JPows: The courses in Europe are more challenging, whereas we have more "driving" in the US. And in the US, it’s very much a participatory sport. I think we’re growing, but we’re growing a fan and rider base, which is different than the Belgian model, which is very pro-specific. I think that there’s a happy balance that we’re finding in the US that achieves the wow factors as well as the participation aspect of an event. You don’t pay to go watch, you can go and bring your kids and eat food and race and it’s a party. There’s a lot of growing to do in the US, but it’s been great to be a part of that and to see it happening.
You are one of the few top athletes that is not from Belgium or the Netherlands. How does that feel?
JPows: It feels great. It didn’t happen overnight. To be able to have relationships with any of these riders that I’ve known for the last 12 years… It’s not just an overnight success. I think it’s a lot of time invested and it makes me feel good to be able to feel like they respect me enough to welcome me and greet me at the races I attend! I feel over the years I've earned my place in the international ranks.
You did a lot of road racing as well. Why did Cyclocross become your true passion?
JPows: My attention span! The shorter races in cooler temperatures suit me perfectly. I have a short attention span, and memorizing 8 minutes of track and being able to master and replicate that is very much in line with my personality. Road racing, I’d find myself bored after three hours, and in mountain biking, I was often times too hot. Cyclocross is that short race that I excel in—short, punchy efforts—plus cool temperatures.
So how do you feel about mud, cold and pain?

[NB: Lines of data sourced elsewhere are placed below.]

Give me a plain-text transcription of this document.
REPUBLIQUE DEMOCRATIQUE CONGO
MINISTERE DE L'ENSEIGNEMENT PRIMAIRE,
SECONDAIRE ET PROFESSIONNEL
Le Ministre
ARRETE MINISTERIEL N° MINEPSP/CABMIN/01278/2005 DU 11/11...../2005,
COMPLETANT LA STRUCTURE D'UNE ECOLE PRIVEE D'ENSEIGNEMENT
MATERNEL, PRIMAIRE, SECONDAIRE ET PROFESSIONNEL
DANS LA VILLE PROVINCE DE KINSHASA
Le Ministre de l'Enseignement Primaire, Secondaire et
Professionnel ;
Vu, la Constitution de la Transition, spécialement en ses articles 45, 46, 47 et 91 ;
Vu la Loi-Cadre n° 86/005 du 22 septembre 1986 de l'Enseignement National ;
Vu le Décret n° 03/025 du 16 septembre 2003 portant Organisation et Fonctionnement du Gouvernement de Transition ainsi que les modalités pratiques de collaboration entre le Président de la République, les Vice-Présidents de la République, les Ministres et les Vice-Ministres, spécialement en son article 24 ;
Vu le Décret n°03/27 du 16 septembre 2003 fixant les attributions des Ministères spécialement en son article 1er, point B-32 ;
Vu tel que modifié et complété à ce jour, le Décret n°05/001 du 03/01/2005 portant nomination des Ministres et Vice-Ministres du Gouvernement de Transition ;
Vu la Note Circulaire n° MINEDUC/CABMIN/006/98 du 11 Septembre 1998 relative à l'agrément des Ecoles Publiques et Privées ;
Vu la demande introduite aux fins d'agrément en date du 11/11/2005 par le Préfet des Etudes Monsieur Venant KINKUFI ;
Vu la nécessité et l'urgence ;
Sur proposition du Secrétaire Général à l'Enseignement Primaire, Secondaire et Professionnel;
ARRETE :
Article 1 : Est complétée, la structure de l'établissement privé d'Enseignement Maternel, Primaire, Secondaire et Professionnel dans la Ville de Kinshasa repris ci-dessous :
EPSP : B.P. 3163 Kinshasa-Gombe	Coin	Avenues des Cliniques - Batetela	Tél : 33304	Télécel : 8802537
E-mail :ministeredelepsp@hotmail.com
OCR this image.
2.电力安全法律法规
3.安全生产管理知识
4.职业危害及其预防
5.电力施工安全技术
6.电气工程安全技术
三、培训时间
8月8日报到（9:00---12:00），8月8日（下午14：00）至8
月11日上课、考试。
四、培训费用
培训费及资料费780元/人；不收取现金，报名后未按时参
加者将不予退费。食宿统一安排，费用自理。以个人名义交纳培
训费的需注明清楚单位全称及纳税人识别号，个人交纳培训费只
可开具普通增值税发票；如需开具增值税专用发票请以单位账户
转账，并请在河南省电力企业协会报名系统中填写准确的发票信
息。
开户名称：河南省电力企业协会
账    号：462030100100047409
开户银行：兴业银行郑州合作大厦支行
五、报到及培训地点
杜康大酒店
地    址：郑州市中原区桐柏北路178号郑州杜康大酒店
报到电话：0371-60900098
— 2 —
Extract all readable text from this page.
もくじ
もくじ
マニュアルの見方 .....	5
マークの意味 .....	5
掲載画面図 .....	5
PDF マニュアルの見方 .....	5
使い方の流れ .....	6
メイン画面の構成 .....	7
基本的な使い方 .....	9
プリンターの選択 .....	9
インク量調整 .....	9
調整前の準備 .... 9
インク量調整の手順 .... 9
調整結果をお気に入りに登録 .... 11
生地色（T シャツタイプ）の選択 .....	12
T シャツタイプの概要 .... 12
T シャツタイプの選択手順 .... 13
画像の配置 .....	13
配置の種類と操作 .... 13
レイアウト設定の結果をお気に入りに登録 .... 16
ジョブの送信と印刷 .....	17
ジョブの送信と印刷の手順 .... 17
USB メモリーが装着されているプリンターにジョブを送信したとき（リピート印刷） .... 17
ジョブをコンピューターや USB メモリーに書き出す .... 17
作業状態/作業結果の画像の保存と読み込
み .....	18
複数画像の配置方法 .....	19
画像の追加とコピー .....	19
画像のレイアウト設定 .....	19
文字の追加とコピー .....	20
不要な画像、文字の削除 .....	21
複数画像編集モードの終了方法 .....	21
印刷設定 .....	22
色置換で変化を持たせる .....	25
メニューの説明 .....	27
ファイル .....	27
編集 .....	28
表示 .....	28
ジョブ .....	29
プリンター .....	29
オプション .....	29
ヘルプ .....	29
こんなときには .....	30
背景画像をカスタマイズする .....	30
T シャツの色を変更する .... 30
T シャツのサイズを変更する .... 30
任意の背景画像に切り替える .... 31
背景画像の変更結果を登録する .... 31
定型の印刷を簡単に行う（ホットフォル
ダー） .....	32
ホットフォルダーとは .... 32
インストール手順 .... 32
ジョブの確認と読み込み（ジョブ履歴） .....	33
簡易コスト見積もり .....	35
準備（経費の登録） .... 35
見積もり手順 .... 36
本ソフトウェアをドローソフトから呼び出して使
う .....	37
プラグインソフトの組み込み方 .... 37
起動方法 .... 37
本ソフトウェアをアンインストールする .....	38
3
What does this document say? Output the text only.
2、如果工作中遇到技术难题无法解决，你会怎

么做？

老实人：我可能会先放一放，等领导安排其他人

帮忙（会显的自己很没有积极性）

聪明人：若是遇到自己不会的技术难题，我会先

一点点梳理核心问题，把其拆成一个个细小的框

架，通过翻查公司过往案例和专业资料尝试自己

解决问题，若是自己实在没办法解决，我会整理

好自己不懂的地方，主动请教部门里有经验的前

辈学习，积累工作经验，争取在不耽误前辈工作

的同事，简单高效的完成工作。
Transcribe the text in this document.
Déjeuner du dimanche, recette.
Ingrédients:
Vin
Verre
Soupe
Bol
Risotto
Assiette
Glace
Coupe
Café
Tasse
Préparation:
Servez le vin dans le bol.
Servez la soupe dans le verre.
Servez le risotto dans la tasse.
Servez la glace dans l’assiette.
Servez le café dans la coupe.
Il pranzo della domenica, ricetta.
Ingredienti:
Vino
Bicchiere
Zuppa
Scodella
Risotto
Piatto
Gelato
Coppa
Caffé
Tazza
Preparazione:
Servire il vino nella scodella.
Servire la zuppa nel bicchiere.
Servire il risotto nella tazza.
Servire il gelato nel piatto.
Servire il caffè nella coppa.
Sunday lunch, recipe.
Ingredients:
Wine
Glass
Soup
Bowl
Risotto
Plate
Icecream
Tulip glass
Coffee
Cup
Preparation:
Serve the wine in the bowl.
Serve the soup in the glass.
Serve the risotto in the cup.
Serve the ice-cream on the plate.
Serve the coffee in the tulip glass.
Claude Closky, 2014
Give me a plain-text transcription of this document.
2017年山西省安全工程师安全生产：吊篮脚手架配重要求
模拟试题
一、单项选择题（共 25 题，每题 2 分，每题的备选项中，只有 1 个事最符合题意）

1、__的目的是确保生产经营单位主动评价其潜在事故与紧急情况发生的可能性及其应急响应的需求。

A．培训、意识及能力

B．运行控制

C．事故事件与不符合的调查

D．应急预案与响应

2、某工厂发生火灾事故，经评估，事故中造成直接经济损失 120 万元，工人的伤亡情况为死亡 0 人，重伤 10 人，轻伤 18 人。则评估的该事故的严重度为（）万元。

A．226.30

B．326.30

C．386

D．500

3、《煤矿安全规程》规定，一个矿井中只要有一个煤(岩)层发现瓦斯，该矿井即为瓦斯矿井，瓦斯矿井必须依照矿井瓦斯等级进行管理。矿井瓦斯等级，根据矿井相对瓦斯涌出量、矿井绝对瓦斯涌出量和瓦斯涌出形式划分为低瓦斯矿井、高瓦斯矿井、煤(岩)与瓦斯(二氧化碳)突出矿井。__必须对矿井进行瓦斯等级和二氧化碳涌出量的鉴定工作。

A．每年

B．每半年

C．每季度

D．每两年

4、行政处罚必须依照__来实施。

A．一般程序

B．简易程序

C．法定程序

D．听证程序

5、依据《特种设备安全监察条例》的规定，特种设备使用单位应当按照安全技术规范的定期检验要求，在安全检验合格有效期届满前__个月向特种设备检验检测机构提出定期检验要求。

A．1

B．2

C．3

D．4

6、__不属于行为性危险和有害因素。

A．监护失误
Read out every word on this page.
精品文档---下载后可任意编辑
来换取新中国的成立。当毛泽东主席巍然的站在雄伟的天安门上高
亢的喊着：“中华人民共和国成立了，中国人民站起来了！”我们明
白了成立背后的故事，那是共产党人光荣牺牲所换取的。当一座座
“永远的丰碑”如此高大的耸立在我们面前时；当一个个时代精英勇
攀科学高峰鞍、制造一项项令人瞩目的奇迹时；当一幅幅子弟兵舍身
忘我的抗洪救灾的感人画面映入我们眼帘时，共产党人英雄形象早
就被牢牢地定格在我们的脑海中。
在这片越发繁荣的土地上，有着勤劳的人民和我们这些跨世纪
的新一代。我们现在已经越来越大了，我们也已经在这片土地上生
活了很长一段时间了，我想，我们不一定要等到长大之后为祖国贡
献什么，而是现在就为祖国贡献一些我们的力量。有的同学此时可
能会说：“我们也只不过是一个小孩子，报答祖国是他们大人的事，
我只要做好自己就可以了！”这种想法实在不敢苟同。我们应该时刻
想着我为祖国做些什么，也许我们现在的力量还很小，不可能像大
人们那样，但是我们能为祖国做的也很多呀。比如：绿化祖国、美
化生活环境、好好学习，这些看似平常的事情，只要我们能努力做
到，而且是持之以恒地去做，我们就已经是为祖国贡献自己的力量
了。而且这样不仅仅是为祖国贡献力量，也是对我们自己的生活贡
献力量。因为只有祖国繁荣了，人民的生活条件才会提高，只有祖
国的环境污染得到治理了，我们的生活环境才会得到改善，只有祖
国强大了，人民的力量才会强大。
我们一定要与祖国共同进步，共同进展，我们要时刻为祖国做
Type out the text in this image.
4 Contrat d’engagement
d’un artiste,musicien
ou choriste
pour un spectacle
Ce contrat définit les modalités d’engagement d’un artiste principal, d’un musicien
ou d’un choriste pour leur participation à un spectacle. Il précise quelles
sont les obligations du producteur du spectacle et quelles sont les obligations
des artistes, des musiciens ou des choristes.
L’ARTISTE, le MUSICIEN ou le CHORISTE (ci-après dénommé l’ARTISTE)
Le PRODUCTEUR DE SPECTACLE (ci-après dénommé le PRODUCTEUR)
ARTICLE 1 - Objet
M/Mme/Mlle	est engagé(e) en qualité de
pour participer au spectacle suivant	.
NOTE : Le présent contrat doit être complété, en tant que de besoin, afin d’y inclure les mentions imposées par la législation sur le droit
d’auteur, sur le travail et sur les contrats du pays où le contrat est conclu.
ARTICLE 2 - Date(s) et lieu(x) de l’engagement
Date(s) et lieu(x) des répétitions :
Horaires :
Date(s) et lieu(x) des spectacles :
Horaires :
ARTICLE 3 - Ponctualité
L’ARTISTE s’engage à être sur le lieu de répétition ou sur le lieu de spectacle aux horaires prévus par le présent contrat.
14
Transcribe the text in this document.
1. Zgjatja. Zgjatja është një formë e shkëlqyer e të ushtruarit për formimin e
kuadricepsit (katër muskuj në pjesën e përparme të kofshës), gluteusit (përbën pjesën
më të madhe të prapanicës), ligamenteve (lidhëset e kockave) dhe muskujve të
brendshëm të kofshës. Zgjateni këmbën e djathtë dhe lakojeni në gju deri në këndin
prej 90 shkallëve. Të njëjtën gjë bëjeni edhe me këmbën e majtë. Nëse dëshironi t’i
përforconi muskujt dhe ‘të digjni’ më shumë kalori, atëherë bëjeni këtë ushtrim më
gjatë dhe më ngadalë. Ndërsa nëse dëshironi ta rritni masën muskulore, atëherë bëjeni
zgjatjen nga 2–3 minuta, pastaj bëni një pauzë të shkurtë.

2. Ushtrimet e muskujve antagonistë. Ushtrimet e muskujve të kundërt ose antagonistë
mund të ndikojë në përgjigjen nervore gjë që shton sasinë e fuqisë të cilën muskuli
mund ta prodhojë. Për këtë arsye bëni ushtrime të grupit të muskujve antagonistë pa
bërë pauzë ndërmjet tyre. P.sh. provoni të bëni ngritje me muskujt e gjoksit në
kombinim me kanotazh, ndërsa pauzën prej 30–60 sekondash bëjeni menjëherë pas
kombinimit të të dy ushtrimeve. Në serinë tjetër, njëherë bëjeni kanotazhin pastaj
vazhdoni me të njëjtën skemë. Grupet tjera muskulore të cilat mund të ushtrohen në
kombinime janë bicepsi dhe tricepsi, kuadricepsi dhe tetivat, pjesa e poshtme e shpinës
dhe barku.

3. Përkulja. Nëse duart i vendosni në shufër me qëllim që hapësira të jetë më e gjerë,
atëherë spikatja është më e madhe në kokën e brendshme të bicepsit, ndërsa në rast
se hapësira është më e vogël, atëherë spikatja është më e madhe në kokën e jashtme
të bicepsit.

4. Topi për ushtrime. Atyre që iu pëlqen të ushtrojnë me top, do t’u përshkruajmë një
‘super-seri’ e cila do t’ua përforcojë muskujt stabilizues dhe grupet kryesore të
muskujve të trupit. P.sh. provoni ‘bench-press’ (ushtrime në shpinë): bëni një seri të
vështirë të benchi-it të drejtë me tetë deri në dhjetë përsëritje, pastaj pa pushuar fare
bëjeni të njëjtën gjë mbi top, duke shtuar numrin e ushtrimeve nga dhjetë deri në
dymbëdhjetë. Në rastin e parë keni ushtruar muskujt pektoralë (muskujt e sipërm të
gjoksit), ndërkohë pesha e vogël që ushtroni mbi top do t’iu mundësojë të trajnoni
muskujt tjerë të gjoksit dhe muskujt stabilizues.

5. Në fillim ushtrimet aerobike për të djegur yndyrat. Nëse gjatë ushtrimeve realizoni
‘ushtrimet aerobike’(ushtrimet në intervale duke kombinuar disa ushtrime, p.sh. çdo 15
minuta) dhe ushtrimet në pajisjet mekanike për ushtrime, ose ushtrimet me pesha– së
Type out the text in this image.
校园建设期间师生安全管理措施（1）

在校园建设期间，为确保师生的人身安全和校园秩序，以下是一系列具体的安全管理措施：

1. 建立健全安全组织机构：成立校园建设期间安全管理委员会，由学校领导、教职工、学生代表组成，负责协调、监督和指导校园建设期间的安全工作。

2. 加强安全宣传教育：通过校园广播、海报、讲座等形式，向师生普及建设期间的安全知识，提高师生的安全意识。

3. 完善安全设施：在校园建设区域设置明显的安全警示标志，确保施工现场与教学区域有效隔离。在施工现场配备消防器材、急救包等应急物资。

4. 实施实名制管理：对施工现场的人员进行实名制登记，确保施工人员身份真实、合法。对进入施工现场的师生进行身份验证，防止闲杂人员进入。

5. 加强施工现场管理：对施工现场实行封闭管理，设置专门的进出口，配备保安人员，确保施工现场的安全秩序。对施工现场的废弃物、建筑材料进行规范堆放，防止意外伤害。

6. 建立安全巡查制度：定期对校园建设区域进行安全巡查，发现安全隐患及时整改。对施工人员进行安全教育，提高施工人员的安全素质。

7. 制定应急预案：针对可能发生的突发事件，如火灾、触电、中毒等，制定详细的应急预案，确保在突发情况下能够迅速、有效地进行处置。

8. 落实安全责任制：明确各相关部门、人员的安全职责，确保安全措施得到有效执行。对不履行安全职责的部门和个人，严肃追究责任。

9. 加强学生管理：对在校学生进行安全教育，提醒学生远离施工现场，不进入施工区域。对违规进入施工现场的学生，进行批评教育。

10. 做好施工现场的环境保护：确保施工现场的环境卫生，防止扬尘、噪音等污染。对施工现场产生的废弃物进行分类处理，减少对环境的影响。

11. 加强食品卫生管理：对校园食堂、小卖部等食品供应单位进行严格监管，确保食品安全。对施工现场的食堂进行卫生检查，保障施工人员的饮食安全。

JPows: I love mud. More than I ever have, because I’ve become a racer in it. It can be extremely difficult and a real game-changer though. Cold, I like, to a point. Not when it’s extreme cold. -10 degrees Fahrenheit is too cold to be racing in. I’m not the abominable snowman, I’m a cyclist. I like to be able to race and go hard, and when it’s that cold, it’s all about trying to stay alive. And pain, it’s been said many times: how much can you suffer? I like that because I will suffer. I’ll sit there and suffer. But when you suffer and you get a great result, that feels amazing and it’s worth it.
Cyclocross is great, but the actual season is not very long. How can you motivate yourself throughout the year?
JPows: The season is starting so much earlier, so now I’m doing camps and test events in August and racing through the middle of February. That’s a long season! Then, I race about 20 road and mountain bike events in the early season—April through August—and go straight into cyclocross, so while it seems like a lot of down time, the end of February is just laying on the couch like a mummy, March is getting myself back together, and then I start training for April.
What are your experiences with the FOCUS MARES cyclocross bike?
JPows: Having been involved with Focus since the new Mares’ inception and working with the designers and engineers on this bike, having had so much testing and experience on the previous models, this bike is very complete and I think easily the nicest cyclocross bike that’s available on the market and uses the most current technologies available. I feel really lucky to be able to ride it. The higher bottom bracket, the geometry, the integration with the disc brakes and R.A.T. thru axles have been incredible for my team and I to use to make our wheel changes so much faster. I could go on, but I’ll just say I feel great on the bike. It’s ridden me to many victories in the last couple seasons and it speaks for itself, I would encourage anyone who hasn't ridden one, to test one and see for themselves how great they are!